I think the point is that it is an "us against them" (humans vs machines) bottom line.
So--- Arnie2 may have been reprogrammed (as has been mentioned already) to obtain the necessary clothes, weapons and a vehicle to begin his mission
but not to kill anyone in the process. This is why everyone at the bar survived.
Young John reinforces this with the "You can't kill anyone" order.
The point being that if the Terminator were allowed to randomly kill at will- it reduces the humans controlling the Terminator to the same level of the machines themselves- being cold and calculating.

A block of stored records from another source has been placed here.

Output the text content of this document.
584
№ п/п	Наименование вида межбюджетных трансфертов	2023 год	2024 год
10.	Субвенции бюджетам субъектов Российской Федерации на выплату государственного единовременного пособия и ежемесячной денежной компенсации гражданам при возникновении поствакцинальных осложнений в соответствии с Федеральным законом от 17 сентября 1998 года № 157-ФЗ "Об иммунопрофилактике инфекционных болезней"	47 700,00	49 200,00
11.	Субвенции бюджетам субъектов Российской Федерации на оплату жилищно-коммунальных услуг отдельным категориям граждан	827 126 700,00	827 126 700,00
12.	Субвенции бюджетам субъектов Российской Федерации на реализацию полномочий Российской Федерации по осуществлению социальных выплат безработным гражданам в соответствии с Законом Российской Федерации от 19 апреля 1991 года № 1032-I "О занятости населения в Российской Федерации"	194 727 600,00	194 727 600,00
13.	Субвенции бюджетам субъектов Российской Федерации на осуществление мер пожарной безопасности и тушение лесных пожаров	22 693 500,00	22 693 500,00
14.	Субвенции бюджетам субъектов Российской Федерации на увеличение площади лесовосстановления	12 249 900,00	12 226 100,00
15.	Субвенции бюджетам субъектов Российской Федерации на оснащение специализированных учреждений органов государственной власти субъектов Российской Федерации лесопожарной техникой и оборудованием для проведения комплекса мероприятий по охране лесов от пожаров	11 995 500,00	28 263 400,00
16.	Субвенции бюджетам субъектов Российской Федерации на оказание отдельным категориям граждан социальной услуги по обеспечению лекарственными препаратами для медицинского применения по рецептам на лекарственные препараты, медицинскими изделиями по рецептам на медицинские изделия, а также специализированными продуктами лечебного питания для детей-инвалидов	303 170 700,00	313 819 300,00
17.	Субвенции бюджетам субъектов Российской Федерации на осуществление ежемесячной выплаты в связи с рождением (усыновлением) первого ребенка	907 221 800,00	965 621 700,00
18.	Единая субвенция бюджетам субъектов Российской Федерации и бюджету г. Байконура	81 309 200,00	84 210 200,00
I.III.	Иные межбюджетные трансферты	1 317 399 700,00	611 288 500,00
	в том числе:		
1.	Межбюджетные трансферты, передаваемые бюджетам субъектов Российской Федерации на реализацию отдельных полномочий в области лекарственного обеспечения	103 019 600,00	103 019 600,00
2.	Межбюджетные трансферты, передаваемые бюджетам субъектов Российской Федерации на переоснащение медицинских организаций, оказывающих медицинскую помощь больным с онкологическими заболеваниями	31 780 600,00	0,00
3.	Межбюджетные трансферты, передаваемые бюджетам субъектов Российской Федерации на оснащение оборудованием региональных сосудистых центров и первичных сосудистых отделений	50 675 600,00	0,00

Why did he try to shoot the black guy? Well John initially ordered the Terminator to grab the long haired jock for calling him a name
rolleyes). The black guy "attacked" the Terminator, so I assume it went into self defense mode and planned to "terminate the threat".
Now the point of the "***** you were going to kill that guy!" scene was a set up so the movie doesn't become a cute "Me and My Terminator" buddy film. John finds out very quickly that The Terminator isn't a toy to mess around with. And John does some growing up within a few seconds going from "This is the coolest thing EVAR!" to "Holy ****! I'd better not screw around- this thing is dangerous!"
One of the themes of T2 is "life is precious". That was the point behind John freaking out when Sarah sets off to kill Dyson, and the Terminator agreeing that killing Dyson may prevent the war.
Sarah has her own breakdown when she realizes she nearly became what they are attempting to stop- she nearly killed a man in an effecient terminator-like fashion and would have committed murder in the name of "changing the future".
That is what the machines have been doing all along. We're supposed to be better than that. Otherwise instead of sending a Terminator back to protect John, why not just send it back to kill the guy who invented Skynet? Fight fire with fire? No because all human life is precious. And it takes a great deal more intelligence to "figure a way out of this mess" without simply resorting to "superior firepower."
But I suppose the movie would have been better if the "good guy" killed dozens of cops who were just doing their job? Really?
They probably spent the rest of their lives in wheelchairs after getting kneecapped. Good enough?